Once Cheney is loose from the grips of leadership, there is nothing to stop her from working with the Democrats to pursue the January 6 commission, something she said in a Washington Post op-ed is one of her chief goals.

[W]e must support a parallel bipartisan review by a commission with subpoena power to seek and find facts; it will describe for all Americans what happened. This is critical to defeat the misinformation and nonsense circulating in the press and on social media. No currently serving member of Congress — with an eye to the upcoming election cycle — should participate. We should appoint former officials, members of the judiciary, and other prominent Americans who can be objective,  just as we did after the attacks of September 11, 2001. The commission should be focused on the January 6 attacks. The Black Lives Matter and Antifa violence of last summer was illegal and reprehensible, but it is a different problem with a different solution.

Many Republicans, including House Minority Leader Kevin McCarthy who refuses to reveal the entire contents of his conversations with Trump that day, have tried to expand the potential scope of the commission to include all forms of political violence. Cheney insists on a sharp focus on January 6.
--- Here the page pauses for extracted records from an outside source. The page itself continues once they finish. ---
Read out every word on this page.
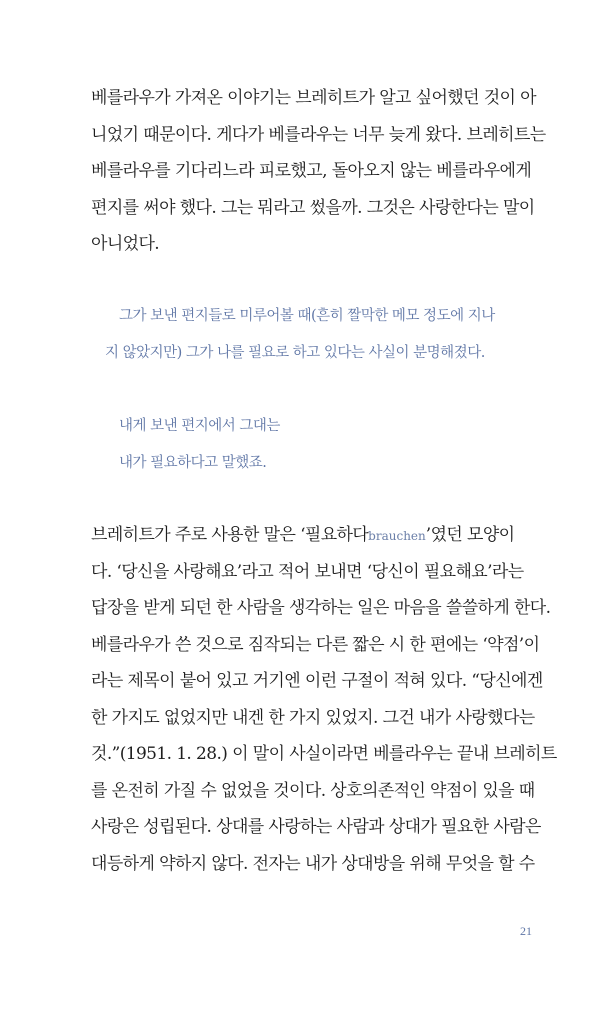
베를라우가 가져온 이야기는 브레히트가 알고 싶어했던 것이 아
니었기 때문이다. 게다가 베를라우는 너무 늦게 왔다. 브레히트는
베를라우를 기다리느라 피로했고, 돌아오지 않는 베를라우에게
편지를 써야 했다. 그는 뭐라고 썼을까. 그것은 사랑한다는 말이
아니었다.
그가 보낸 편지들로 미루어볼 때(흔히 짤막한 메모 정도에 지나
지 않았지만) 그가 나를 필요로 하고 있다는 사실이 분명해졌다.
내게 보낸 편지에서 그대는
내가 필요하다고 말했죠.
브레히트가 주로 사용한 말은 ‘필요하다brauchen’였던 모양이
다. ‘당신을 사랑해요’라고 적어 보내면 ‘당신이 필요해요’라는
답장을 받게 되던 한 사람을 생각하는 일은 마음을 쓸쓸하게 한다.
베를라우가 쓴 것으로 짐작되는 다른 짧은 시 한 편에는 ‘약점’이
라는 제목이 붙어 있고 거기엔 이런 구절이 적혀 있다. “당신에겐
한 가지도 없었지만 내겐 한 가지 있었지. 그건 내가 사랑했다는
것.”(1951. 1. 28.) 이 말이 사실이라면 베를라우는 끝내 브레히트
를 온전히 가질 수 없었을 것이다. 상호의존적인 약점이 있을 때
사랑은 성립된다. 상대를 사랑하는 사람과 상대가 필요한 사람은
대등하게 약하지 않다. 전자는 내가 상대방을 위해 무엇을 할 수
21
Since Democrats control both houses of Congress, and such a commission could probably be included in a 50-vote threshold reconciliation bill, there is no reason to think Cheney will not be successful.
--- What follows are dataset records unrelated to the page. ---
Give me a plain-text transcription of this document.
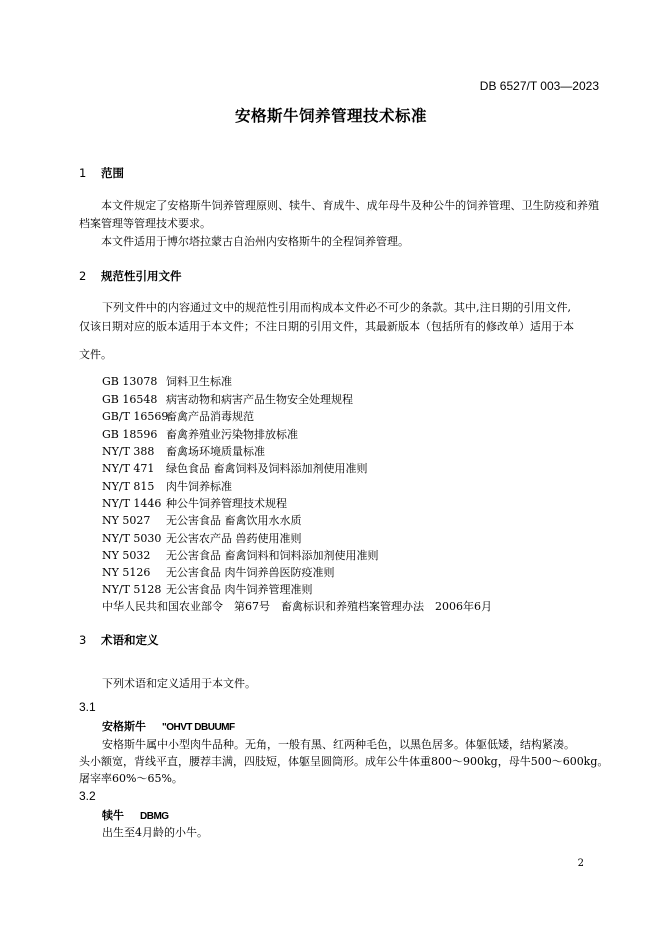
DB 6527/T 003—2023
安格斯牛饲养管理技术标准
1 范围
本文件规定了安格斯牛饲养管理原则、犊牛、育成牛、成年母牛及种公牛的饲养管理、卫生防疫和养殖档案管理等管理技术要求。
本文件适用于博尔塔拉蒙古自治州内安格斯牛的全程饲养管理。
2 规范性引用文件
下列文件中的内容通过文中的规范性引用而构成本文件必不可少的条款。其中,注日期的引用文件,
仅该日期对应的版本适用于本文件；不注日期的引用文件，其最新版本（包括所有的修改单）适用于本
文件。
GB 13078 饲料卫生标准
GB 16548 病害动物和病害产品生物安全处理规程
GB/T 16569畜禽产品消毒规范
GB 18596 畜禽养殖业污染物排放标准
NY/T 388 畜禽场环境质量标准
NY/T 471 绿色食品 畜禽饲料及饲料添加剂使用准则
NY/T 815 肉牛饲养标准
NY/T 1446 种公牛饲养管理技术规程
NY 5027 无公害食品 畜禽饮用水水质
NY/T 5030 无公害农产品 兽药使用准则
NY 5032 无公害食品 畜禽饲料和饲料添加剂使用准则
NY 5126 无公害食品 肉牛饲养兽医防疫准则
NY/T 5128 无公害食品 肉牛饲养管理准则
中华人民共和国农业部令　第67号　畜禽标识和养殖档案管理办法　2006年6月
3 术语和定义
下列术语和定义适用于本文件。
3.1
安格斯牛 "OHVT DBUUMF
安格斯牛属中小型肉牛品种。无角，一般有黑、红两种毛色，以黑色居多。体躯低矮，结构紧凑。
头小额宽，背线平直，腰荐丰满，四肢短，体躯呈圆筒形。成年公牛体重800～900kg，母牛500～600kg。
屠宰率60%～65%。
3.2
犊牛 DBMG
出生至4月龄的小牛。
2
As members of Congress would not be permitted to participate in the commission under Cheney’s design, Democrats would do well to work with Cheney to organize competent Republicans to serve on it. There’s no shortage of former GOP officials with impressive investigative, legal, and analytical expertise who could be trusted with the task.
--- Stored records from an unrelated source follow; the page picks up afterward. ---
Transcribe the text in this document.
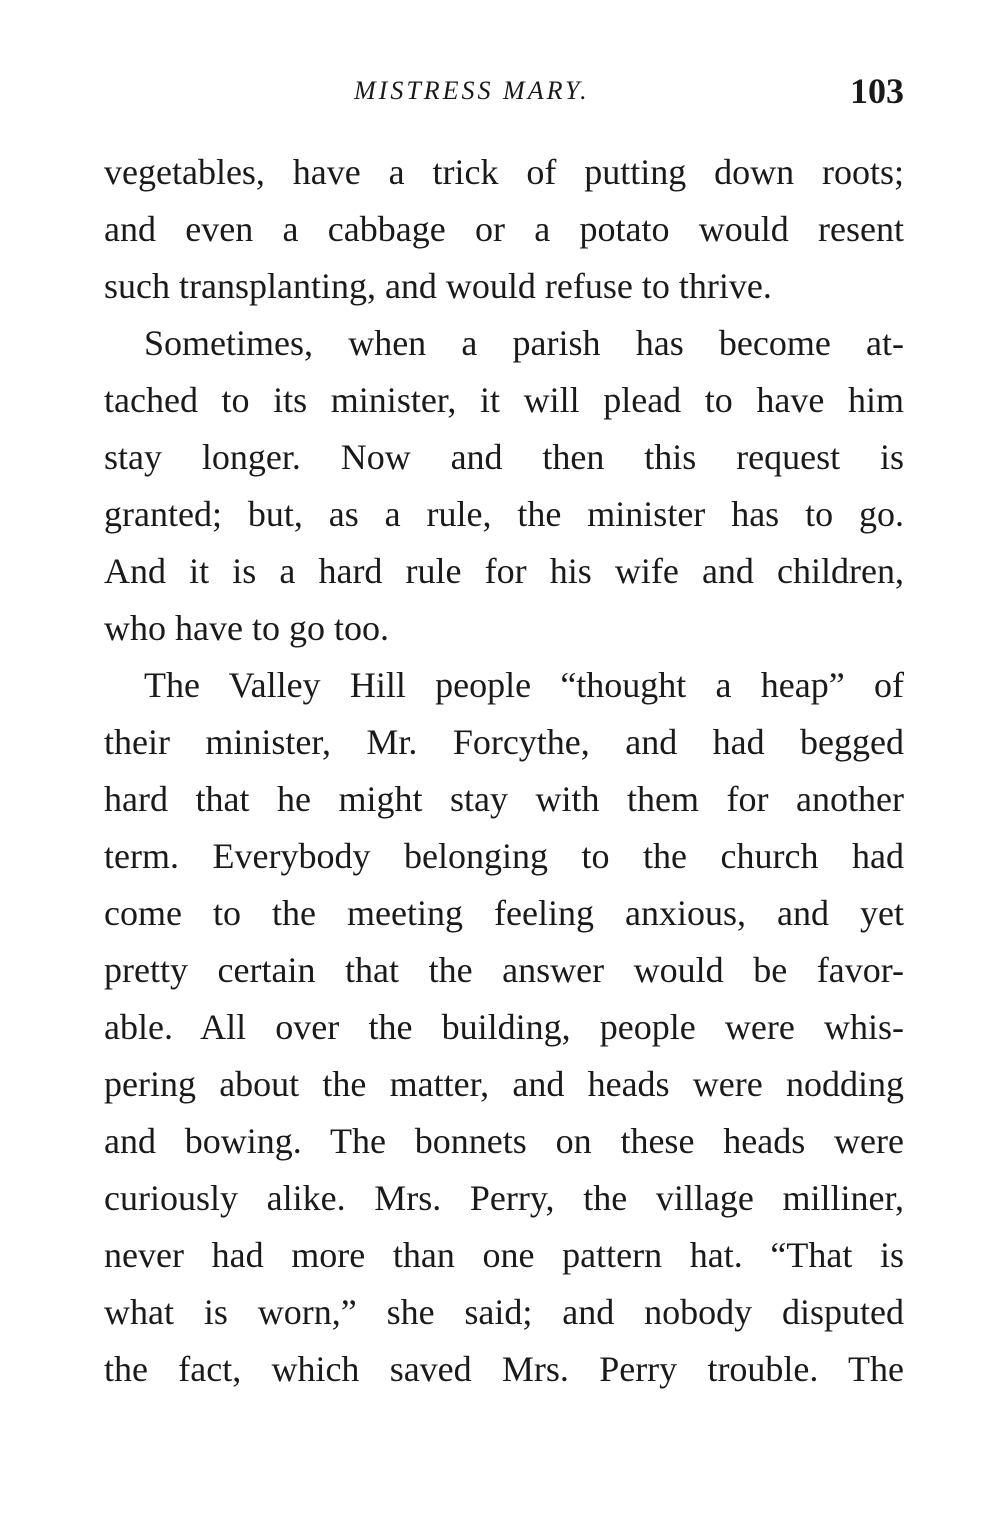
MISTRESS MARY.	103
vegetables, have a trick of putting down roots;
and even a cabbage or a potato would resent
such transplanting, and would refuse to thrive.
Sometimes, when a parish has become at-
tached to its minister, it will plead to have him
stay longer. Now and then this request is
granted; but, as a rule, the minister has to go.
And it is a hard rule for his wife and children,
who have to go too.
The Valley Hill people “thought a heap” of
their minister, Mr. Forcythe, and had begged
hard that he might stay with them for another
term. Everybody belonging to the church had
come to the meeting feeling anxious, and yet
pretty certain that the answer would be favor-
able. All over the building, people were whis-
pering about the matter, and heads were nodding
and bowing. The bonnets on these heads were
curiously alike. Mrs. Perry, the village milliner,
never had more than one pattern hat. “That is
what is worn,” she said; and nobody disputed
the fact, which saved Mrs. Perry trouble. The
Republicans supporting the commission wouldn’t have to sacrifice an ounce of their ideology to band with the Democrats to advance it, either. The commission has nothing to do with policy. It’s purpose is to safeguard the very institutions that allow both parties to pursue their policy goals. A win-win for all involved.

A January 6 Commission Report wouldn’t be a cure-all silver truth bullet to shoot into malignant MAGA social media streams. But it would help establish a baseline of who was responsible for knowing what, when. And, given the broad number of groups involved with Stop the Steal efforts leading up to January 6, a sweeping exercise in accountability is needed.

If such a report is authorized, it could be released before more election lies saturate the midterms. The facts established in such a report could speak to a small fraction of Republican voters who remain committed to democracy and hold sway over essential races.

When you look at it this way, there’s upside for Cheney. She’ll soon be liberated to do far more good outside of GOP leadership than she could inside it. She’ll still be a member of Congress and even if she loses her seat in 2022 she has more than a year left in office to create a pro-democracy faction within the party.

Cheney has already spectacularly proved her point: As she wrote, “The Republican Party is at a turning point, and Republicans must decide whether we are going to choose truth and fidelity to the Constitution.”

By rejecting Cheney, House Republicans will have chosen poorly. Cheney will be free to fight on her own terms.

Amanda Carpenter

Amanda Carpenter is an author, a former communications director to Sen. Ted Cruz, and a former speechwriter to Sen. Jim DeMint. She was formerly a Bulwark political columnist.